Published in final edited form as: J Pediatr. 2008 Apr;152(4):467–470. doi: 10.1016/j.jpeds.2007.09.027

Is it Possible to Protect Pediatric Research Subjects without Blocking Appropriate Research?

David Wendler 1
PMCID: PMC2323154  NIHMSID: NIHMS45991  PMID: 18346497

Because most children are unable to provide informed consent, some guidelines exclude them from participation in clinical research. The German guidelines of 1931, perhaps the first systematic guidelines for clinical research, prohibit non-therapeutic research with children and research that “in any way endangers” children.”1, 2 The Nuremberg Code’s stipulation that consent is “essential” to ethical research seems to prohibit all research with children.3

Excluding children from research would definitively address the potential to exploit them. Yet, this approach also has the potential to cripple society’s ability to ensure medical interventions are safe and effective for children.4 Indeed, estimates that approximately 70% of medications have not been tested in children, even for basic safety and efficacy, underscore the costs of declining to conduct research with children.5, 6

More recent guidelines attempt to protect children without blocking appropriate research by allowing pediatric research that offers a ‘prospect’ of direct benefit, and pediatric research that poses minimal risk7, 8 or, at most, a minor increase over minimal risk.9, 10 A good deal has been written on the minimal risk standard, and how it might be improved.11, 12, 13, 14 Few articles have evaluated whether the prospect of direct benefit standard protects children without blocking appropriate research.

THE U.S. REGULATIONS

U.S. regulations allow institutional review boards (IRBs) to approve pediatric research in three categories: minimal risk, prospect of direct benefit, and minor increase over minimal risk.9, 10 To implement these regulations, IRBs first evaluate whether a given pediatric research intervention, for instance, an experimental medication, poses no more than ‘minimal’ risk, defined as the risks encountered in daily life or during the performance of routine examinations or tests (46.102). If the intervention poses greater than minimal risk, IRBs next evaluate whether it offers children a ‘prospect’ of direct benefit (diagram 1).

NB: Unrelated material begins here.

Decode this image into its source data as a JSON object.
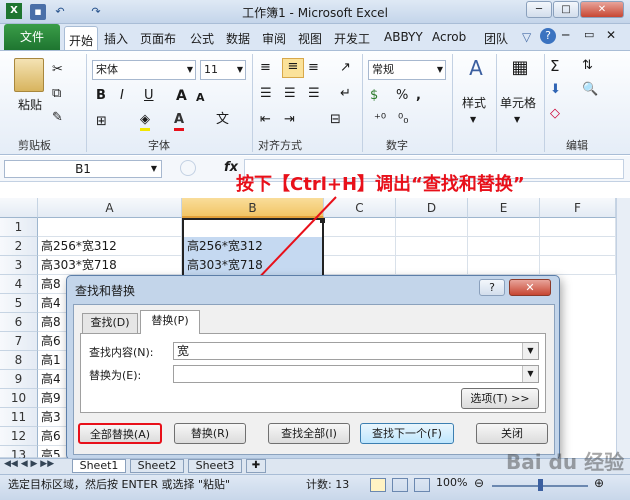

Under U.S. regulations, IRBs may approve pediatric research interventions as prospect of direct benefit only when they satisfy two additional conditions: 1) the risks of the intervention are “justified by the anticipated benefit to the subjects”; and 2) “the relation of the anticipated benefit to the risk is at least as favorable” as that of available alternatives (45CFR46.405). In contrast, IRBs may approve pediatric research interventions which pose more than minimal risk, and do not offer a prospect of direct benefit, when the risks are no greater than a minor ‘increase’ over minimal (45CFR46.406).

PROBLEMS WITH THE PROSPECT OF BENEFIT STANDARD

Despite wide acceptance, the prospect of direct benefit standard raises three concerns. First, there is no accepted definition of what constitutes a ‘prospect’ of direct benefit. This lack of clarity may lead IRBs to approve, as prospect of direct benefit, interventions that offer any potential for direct benefit, independent of the risks involved. Second, the requirement that IRBs may approve prospect of direct benefit interventions only when the potential for direct benefit justifies the risks conflates the ethical standards appropriate for clinical research with the ethical standards appropriate to clinical care. Clinical interventions should offer a potential for benefit which justifies their risks. Research interventions, in contrast, can be acceptable when the risks exceed the potential for direct benefit, provided the net risks are not excessive.

Third, this standard allows children to be exposed to greater net risks when undergoing research interventions that do not offer a prospect of direct benefit. Under the U.S. regulations, IRBs may approve pediatric research interventions which pose greater than minimal risk, and do not offer a prospect of direct benefit, when the risks are no greater than a minor increase over minimal. In this case, IRBs may approve pediatric research interventions which pose some net risks, that is, risks which are not justified by the intervention’s potential for direct benefit. Conversely, IRBs may approve pediatric research interventions which pose greater than minimal risk and offer a prospect of direct benefit only when the intervention’s potential for direct benefit justifies its risks. IRBs are not allowed to approve research interventions that offer a prospect of direct benefit when the risks exceed the prospect of direct benefit, even when the net risks are minimal.

In phase 0 clinical trials, patients are given non-therapeutic doses of an experimental treatment so investigators can evaluate different assays that might be used in later efficacy testing of the treatment.15 Because these trials offer no prospect of direct benefit, the U.S. regulations allow IRBs to approve them in children, provided the net risks are no greater than a minor increase over minimal. In contrast, the interventions tested in phase 2 and 3 studies typically offer participants a prospect of direct benefit. Hence, the prospect of direct benefit standard prohibits IRBs from allowing children to participate in these studies when they pose net risks, no matter how minimal the net risks might be.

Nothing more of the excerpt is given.